SIFIRLANMAK İSTEYENLERE
Artık hepimizin dilinde aynı şey var; “Şimdi ne olacak?”...
İşte bu soruya cevap arayanlara ufukta bir zihin açma faaliyeti var.
Bilen biliyor, TED, paylaşmaya değer fikirlerin dile getirildiği, dünyanın önde gelen düşünürlerinin, bilim insanlarının, sanatçıların, tasarımcıların konuşmacı olarak katılarak kendi ilham verici, yaratıcı, yenilikçi fikirlerini ve öykülerini cesurca paylaştığı ve bu şekilde fikirlerin tüm coğrafi sınırların ötesine yayıldığı bir platform ve konferans.
TEDxReset ise; bir grup TED gönüllüsünün İstanbul’da bir TEDx zihin konferansı yapmak üzere TED lisansını alarak başlattığı bir girişim.
GÖNÜLLÜ ORGANİZASYON
Geleceğe dönük uluslararası bir vizyon yaratmak ve paylaşmak adına kâr amaçsız düzenlenen, gönüllü bir organizasyon.
2010 yılından bu yana “Sıfırla”, “Ya Yanılıyorsak”, “Yolculuk Nereye?” ve “Kritik Kavşaklar” temalarıyla düzenlenen konferanslarla 2 bin 500’e yakın salon katılımcısına, 40 bine yakın online takipçiye ulaştı TEDxReset.

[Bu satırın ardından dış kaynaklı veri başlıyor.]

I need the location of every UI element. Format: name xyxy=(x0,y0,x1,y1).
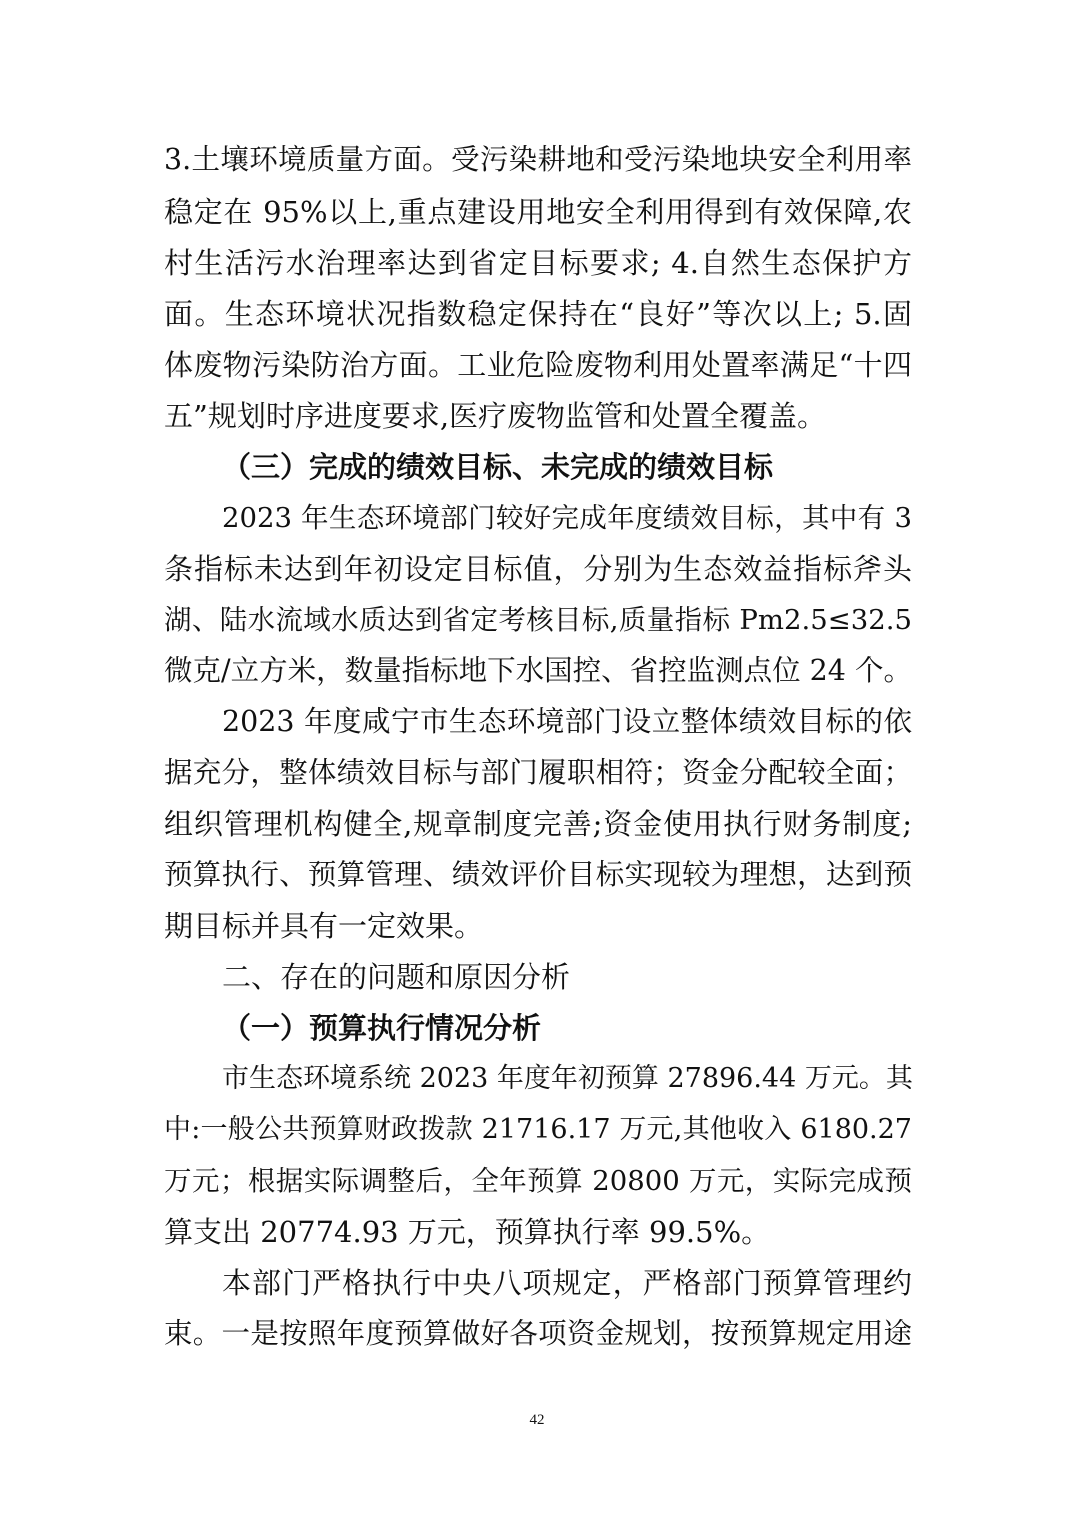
body-text-line: 据充分，整体绩效目标与部门履职相符；资金分配较全面； xyxy=(164,756,912,789)
body-text-line: 中:一般公共预算财政拨款 21716.17 万元,其他收入 6180.27 xyxy=(164,1114,912,1145)
body-text-line: 五”规划时序进度要求,医疗废物监管和处置全覆盖。 xyxy=(164,399,827,433)
body-text-line: 体废物污染防治方面。工业危险废物利用处置率满足“十四 xyxy=(164,348,912,382)
body-text-line: 预算执行、预算管理、绩效评价目标实现较为理想，达到预 xyxy=(164,858,912,891)
body-text-line: 算支出 20774.93 万元，预算执行率 99.5%。 xyxy=(164,1215,771,1249)
body-text-line: 面。生态环境状况指数稳定保持在“良好”等次以上; 5.固 xyxy=(164,297,912,331)
body-text-line: 市生态环境系统 2023 年度年初预算 27896.44 万元。其 xyxy=(222,1063,913,1094)
page-number: 42 xyxy=(529,1412,545,1428)
body-text-line: 2023 年度咸宁市生态环境部门设立整体绩效目标的依 xyxy=(222,705,912,738)
body-text-line: 本部门严格执行中央八项规定，严格部门预算管理约 xyxy=(222,1266,912,1300)
body-text-line: 稳定在 95%以上,重点建设用地安全利用得到有效保障,农 xyxy=(164,195,912,229)
body-text-line: 条指标未达到年初设定目标值，分别为生态效益指标斧头 xyxy=(164,552,912,586)
body-text-line: 3.土壤环境质量方面。受污染耕地和受污染地块安全利用率 xyxy=(164,143,912,176)
section-heading: （三）完成的绩效目标、未完成的绩效目标 xyxy=(222,450,774,484)
section-heading: （一）预算执行情况分析 xyxy=(222,1011,542,1045)
chapter-heading: 二、存在的问题和原因分析 xyxy=(222,960,571,994)
body-text-line: 期目标并具有一定效果。 xyxy=(164,909,484,943)
body-text-line: 湖、陆水流域水质达到省定考核目标,质量指标 Pm2.5≤32.5 xyxy=(164,604,912,636)
body-text-line: 微克/立方米，数量指标地下水国控、省控监测点位 24 个。 xyxy=(164,654,912,687)
body-text-line: 束。一是按照年度预算做好各项资金规划，按预算规定用途 xyxy=(164,1317,912,1350)
body-text-line: 万元；根据实际调整后，全年预算 20800 万元，实际完成预 xyxy=(164,1165,912,1197)
body-text-line: 组织管理机构健全,规章制度完善;资金使用执行财务制度; xyxy=(164,807,912,841)
body-text-line: 村生活污水治理率达到省定目标要求; 4.自然生态保护方 xyxy=(164,246,912,280)
body-text-line: 2023 年生态环境部门较好完成年度绩效目标，其中有 3 xyxy=(222,502,912,534)
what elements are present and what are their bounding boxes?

Beşinci yılında “Ya Şimdi?” temasını seçti. Dünyanın dört bir yanında ve tabii en çok da Türkiye’de sosyal, siyasi ve ekonomik belirsizlikler “Ya Şimdi?” sorusunu uyandırırken hayatın her alanından, farklı düşünen 36 konuşmacı bu soruyu cevaplayacak.
HEPİMİZİN İHTİYACI VAR!
18-19 Nisan tarihlerinde Maslak TİM Show Center’da gerçekleştirilecek TEDxReset’te Tanrılar Okulu’nun yazarı Prof. Stefano D’Anna, Stanford Üniversitesi’nden Dan Klein, önemli tasarımcı ve eğitmenlerinden Oruç Çakmaklı, KONDA’nın Genel Müdürü Bekir Ağırdır, Gelecekhane’nin yaratıcısı Halil Aksu gibi alanında fark yaratmış konuşmacılar bugünü sorgularken yarına ilişkin fikirlerini paylaşacak.
İletişimci Ali Üstündağ’ın küratörlüğünde.
TEDxReset 5. yılında yine “Sıfırlayacak” diyecek kadar iddialılar. Sıfırlanacak kutularımız yok, olsun...
Hepimizin sıfırlanmaya ihtiyacı var, o kesin!